The Difference Between Curators and Creators
An internet of a billion aspiring photographers, of course, does tend to get clogged. The culture of scarcity which led to my criminal defacement of a geometry textbook back in my misspent youth no longer exists. Instead, we have abundance, or excess. And a need to curate.

Since blogging died the first of its over-reported deaths back in, what? 2007? and Facebook and Twitter began minimizing the centrality of creation and enabling the public sharing of other people’s content, the notion of “curation” has been getting attention. Curation, really, is what librarians and archivists and gallery owners do. It involves more than collection and sharing, in its original context. But increasingly, and with some apoplexy on the part of professional curators, it’s being taken up simply as what you do when you select and share a friend’s great picture, or a New York Times article you loved, or a pin of vintage Snoopy coffee cups.

Curation is as much a part of our digital identity practices as creation, today.

It’s what Pinterest operates on, entirely. But at the express expense of creation. If you search “I wrote this” in Pinterest, for example, you get a gallery of pins that are pretty easily digestible, at a glance, without much depth to click and explore. Commerce. Curation. Not much in the way of creation that could actually be tied to a person’s digital identity or fledgling reputation as a writer.

And that’s no huge deal, if Pinterest is just a sideline in our digital identity practices. But in fact, it extends trends already begun with Tumblr and even, increasingly, Facebook, where frictionless sharing of unidentified content stands in as the means by which we communicate with our networks.

Here’s the thing, identity-wise. If we drop the “creator” part of the equation, people of Teh Internets, we really go back to being consumers, and consumers alone. Because the type of curation Pinterest offers isn’t actually new at all; it just used to involve doing unspeakable things to geometry texts and hair salon magazines.

Style over Substance: Simulated Reality, not Augmented Reality
The things Pinterest enables us to share need to be more or less instantly visually communicable, either in the form of a picture or an image of words, preferably in minimal quantity. It’s well-suited to design and aphorisms. It’s not well-suited to complexity.

Life is complex. In this augmented world of constant engagement and digital self-promotion, it’s exponentially complex. It’s no wonder we want to go live in Pinterest’s perfect white kitchens and surround ourself with cute pictures of polka-dots and cupcakes.

But online practices become habits. What we see shared shapes what we understand to be shareable, to be palatable.

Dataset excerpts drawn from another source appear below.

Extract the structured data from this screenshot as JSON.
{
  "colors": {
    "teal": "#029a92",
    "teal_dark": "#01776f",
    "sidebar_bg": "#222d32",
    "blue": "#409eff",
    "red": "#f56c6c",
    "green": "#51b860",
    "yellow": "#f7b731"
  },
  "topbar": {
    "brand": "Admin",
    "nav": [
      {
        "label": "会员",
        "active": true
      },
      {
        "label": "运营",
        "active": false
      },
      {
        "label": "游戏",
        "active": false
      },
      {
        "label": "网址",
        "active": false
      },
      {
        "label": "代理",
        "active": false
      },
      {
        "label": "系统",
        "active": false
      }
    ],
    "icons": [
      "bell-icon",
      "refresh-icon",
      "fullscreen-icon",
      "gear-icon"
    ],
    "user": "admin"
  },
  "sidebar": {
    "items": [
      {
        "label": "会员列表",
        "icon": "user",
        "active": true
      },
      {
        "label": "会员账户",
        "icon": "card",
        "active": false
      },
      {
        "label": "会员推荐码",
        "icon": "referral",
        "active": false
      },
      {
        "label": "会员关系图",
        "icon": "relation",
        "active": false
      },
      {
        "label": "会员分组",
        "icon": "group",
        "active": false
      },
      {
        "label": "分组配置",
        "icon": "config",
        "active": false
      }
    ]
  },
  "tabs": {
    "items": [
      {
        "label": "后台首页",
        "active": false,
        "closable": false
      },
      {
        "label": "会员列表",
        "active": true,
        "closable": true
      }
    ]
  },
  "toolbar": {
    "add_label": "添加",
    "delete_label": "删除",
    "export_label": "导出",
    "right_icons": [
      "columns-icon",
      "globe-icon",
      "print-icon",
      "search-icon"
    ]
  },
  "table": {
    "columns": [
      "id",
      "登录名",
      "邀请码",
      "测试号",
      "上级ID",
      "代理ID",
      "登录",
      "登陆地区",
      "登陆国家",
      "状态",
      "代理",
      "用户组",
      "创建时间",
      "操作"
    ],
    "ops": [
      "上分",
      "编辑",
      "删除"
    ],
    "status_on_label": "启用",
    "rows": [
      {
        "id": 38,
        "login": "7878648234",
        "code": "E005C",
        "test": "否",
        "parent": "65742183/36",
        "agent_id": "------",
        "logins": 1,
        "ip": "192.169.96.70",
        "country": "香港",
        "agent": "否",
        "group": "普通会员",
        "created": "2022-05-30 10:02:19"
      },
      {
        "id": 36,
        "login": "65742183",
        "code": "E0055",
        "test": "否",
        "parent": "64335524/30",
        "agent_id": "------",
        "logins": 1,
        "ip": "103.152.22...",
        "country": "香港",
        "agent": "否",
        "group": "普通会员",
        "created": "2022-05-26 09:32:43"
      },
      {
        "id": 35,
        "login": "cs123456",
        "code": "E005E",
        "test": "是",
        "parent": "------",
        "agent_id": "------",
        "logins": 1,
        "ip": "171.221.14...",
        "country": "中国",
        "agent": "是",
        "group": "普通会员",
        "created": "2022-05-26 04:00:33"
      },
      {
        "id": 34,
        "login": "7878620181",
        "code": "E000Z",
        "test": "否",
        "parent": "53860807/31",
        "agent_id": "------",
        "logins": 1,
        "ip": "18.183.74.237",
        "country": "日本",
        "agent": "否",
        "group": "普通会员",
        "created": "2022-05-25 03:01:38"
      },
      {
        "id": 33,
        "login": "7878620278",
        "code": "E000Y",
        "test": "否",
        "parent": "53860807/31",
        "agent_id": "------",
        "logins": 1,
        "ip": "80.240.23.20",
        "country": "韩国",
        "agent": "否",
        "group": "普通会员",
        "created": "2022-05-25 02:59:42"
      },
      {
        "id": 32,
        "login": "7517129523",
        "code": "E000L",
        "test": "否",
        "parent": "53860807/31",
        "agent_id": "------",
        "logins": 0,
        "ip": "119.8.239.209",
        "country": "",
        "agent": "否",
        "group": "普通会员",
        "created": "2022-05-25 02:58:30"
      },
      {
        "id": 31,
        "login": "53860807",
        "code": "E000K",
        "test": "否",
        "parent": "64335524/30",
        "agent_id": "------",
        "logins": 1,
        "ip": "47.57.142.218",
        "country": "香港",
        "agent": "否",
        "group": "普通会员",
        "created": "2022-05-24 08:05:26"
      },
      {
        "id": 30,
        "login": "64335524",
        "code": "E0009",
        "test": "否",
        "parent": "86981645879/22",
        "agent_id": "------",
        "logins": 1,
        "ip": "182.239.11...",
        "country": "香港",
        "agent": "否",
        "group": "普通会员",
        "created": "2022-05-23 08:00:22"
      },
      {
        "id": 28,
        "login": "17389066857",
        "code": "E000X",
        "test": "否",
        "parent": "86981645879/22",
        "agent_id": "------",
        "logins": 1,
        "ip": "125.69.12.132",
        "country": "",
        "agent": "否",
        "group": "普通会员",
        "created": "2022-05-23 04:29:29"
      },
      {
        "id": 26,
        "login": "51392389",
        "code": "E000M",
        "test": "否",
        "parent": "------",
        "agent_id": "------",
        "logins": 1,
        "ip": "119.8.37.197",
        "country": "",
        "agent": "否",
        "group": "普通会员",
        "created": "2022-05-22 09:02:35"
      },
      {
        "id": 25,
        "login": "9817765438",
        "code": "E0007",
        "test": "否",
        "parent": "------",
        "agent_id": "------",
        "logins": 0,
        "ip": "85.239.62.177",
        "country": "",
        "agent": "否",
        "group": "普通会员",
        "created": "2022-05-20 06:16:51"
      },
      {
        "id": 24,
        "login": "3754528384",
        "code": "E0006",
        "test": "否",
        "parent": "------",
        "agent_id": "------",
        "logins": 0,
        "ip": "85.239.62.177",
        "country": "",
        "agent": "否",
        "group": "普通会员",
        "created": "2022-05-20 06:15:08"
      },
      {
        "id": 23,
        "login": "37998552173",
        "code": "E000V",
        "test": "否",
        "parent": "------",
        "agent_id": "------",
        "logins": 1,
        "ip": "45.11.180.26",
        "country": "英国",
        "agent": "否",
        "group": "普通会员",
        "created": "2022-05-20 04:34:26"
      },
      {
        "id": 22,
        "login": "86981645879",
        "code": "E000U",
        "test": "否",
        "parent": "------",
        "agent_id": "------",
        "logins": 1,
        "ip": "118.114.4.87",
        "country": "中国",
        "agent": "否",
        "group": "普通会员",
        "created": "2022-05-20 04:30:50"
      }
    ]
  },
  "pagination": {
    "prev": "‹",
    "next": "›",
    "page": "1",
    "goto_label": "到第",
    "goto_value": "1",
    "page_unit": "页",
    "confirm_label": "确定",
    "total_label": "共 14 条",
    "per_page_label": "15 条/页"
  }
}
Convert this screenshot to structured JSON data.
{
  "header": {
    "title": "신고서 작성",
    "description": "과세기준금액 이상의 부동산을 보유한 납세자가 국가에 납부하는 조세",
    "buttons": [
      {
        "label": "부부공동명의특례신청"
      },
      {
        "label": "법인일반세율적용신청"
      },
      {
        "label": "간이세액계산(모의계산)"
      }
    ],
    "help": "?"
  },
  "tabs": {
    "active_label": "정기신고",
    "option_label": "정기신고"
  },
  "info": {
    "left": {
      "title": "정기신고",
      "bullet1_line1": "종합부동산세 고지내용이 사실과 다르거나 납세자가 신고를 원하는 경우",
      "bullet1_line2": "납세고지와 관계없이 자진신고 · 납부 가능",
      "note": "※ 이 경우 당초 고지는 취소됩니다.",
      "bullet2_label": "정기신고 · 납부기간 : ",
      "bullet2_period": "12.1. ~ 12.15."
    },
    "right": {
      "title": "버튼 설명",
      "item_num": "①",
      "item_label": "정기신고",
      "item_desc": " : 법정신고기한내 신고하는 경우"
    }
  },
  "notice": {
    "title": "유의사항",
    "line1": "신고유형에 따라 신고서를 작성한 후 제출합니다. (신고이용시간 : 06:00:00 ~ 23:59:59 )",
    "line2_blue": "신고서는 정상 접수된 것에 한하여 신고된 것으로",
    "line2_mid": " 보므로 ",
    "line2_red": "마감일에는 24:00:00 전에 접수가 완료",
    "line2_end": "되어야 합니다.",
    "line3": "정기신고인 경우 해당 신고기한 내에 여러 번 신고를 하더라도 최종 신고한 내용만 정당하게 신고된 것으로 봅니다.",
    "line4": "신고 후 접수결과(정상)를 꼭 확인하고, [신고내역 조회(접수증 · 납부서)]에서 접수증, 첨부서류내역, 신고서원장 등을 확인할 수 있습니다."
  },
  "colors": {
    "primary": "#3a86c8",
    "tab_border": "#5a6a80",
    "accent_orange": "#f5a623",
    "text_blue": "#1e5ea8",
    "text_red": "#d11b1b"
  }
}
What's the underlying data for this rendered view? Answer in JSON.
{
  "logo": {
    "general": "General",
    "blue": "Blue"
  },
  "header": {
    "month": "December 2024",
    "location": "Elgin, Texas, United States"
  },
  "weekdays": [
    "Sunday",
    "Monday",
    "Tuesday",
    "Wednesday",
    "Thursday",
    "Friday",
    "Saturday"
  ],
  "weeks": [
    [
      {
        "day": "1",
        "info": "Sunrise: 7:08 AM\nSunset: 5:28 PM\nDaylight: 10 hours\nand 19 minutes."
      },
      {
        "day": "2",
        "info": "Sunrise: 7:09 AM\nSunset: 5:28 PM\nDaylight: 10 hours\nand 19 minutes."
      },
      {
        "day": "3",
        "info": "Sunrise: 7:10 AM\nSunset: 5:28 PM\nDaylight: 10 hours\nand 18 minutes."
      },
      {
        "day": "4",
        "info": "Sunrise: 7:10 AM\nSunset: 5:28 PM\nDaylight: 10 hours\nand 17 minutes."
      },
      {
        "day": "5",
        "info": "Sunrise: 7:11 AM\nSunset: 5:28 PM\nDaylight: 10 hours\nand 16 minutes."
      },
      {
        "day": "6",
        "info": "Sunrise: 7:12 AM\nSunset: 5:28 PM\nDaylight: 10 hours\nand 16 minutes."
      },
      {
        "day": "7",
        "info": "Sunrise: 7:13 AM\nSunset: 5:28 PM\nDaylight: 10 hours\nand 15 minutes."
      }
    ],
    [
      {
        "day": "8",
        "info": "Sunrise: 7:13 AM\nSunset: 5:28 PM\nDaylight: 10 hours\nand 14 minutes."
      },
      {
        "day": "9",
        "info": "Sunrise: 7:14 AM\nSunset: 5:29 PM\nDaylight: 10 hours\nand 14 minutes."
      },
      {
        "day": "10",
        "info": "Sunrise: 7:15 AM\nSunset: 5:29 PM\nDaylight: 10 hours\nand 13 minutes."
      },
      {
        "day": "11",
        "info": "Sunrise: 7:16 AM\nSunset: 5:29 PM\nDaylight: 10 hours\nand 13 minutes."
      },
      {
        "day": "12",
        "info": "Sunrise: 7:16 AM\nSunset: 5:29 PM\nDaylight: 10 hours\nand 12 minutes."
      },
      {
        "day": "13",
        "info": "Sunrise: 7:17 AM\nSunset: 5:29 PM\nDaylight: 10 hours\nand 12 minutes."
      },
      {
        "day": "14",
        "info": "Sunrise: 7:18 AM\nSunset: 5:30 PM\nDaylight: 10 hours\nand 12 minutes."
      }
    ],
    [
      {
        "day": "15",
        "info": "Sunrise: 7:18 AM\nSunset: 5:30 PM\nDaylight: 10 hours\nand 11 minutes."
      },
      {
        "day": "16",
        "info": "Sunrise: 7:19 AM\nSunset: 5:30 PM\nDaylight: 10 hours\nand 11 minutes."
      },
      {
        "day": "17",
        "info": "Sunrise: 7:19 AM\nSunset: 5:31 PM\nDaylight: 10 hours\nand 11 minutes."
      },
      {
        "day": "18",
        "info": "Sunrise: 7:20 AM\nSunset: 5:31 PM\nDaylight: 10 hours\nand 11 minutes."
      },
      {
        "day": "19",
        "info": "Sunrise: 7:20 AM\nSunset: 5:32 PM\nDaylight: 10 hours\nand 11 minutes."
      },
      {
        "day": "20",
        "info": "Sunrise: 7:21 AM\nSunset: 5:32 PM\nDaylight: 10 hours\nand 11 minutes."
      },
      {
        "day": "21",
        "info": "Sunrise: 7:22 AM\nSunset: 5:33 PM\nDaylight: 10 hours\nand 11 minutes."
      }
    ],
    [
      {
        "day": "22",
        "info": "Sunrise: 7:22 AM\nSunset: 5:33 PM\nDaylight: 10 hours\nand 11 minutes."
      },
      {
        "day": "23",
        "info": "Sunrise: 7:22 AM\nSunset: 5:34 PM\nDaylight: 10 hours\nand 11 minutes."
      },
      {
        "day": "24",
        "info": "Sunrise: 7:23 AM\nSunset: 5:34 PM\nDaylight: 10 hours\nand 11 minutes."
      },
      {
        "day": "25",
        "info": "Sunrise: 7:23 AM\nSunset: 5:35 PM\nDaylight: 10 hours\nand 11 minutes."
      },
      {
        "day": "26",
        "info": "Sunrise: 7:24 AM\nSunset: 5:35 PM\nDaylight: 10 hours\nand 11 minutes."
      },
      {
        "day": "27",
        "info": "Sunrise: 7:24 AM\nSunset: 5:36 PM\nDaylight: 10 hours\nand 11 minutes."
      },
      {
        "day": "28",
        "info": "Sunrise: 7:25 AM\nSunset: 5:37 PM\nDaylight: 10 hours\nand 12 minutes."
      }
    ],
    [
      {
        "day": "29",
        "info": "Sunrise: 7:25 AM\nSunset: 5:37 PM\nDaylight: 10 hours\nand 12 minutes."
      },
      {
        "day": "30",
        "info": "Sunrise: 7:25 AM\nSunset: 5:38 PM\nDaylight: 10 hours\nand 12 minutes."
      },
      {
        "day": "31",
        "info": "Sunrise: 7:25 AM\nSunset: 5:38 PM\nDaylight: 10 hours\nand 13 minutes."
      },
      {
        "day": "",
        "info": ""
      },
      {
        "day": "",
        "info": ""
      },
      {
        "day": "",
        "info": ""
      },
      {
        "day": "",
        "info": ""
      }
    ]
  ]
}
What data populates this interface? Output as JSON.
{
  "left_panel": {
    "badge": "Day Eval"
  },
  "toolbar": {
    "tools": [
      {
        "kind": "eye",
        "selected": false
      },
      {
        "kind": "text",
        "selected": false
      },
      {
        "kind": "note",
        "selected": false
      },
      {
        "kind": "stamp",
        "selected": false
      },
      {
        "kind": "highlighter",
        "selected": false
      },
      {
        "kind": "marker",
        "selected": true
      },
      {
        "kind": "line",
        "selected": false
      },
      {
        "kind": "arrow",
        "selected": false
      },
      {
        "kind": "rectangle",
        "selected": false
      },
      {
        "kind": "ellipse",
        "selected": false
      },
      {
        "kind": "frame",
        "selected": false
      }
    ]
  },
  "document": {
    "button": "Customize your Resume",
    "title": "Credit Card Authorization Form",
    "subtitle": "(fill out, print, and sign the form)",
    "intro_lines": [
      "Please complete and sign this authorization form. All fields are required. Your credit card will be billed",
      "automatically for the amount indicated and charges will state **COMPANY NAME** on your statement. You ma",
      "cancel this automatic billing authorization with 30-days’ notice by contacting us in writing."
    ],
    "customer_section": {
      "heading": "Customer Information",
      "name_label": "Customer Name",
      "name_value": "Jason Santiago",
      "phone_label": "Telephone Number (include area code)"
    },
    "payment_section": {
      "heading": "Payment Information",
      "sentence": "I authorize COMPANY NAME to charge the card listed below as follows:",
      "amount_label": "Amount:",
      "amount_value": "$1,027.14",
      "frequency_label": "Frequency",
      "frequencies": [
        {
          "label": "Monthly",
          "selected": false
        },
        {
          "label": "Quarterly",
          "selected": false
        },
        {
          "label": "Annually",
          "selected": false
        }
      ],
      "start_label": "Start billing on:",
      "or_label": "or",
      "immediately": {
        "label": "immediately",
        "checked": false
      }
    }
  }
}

Taken to its logical conclusion, the practices of Pinterest suggest we’ll stop writing about the stuff stuck in our teeth, or the stories of how our teeth or our selves got broken. (Schmutzie does a beautiful job of taking this apart, this creeping process of self-presentation). We’ll default increasingly to playing dressup in decontextualized, aspirational pictures of other people’s purdy teef. Like in the magazines.

Magazines have always been simulated reality. I like magazines just fine.

But you would not know me from a magazine article about me, if such a thing existed. You might recognize me from a picture, but the meeting – the moment where the physical and the digital selves converge in the same space – would be like meeting a celebrity, a cardboard cutout, not a person with whom you share a regular, intimate interaction in daily life, even if ‘only’ online.

If we trade the produsage model of augmented reality for a simple, Stepford-wife simulated reality, we undermine the premises and promises of social media; the idea that the long tail will ultimately have something for all of us. If we gradually remove ourselves from the creation portion of the creator-curator-consumer model, we’ll end up simply shuffling mass-mediated or market-driven versions of self around Teh Internets, wondering what went wrong.

Or perhaps entirely oblivious, smiling, Stepford-style.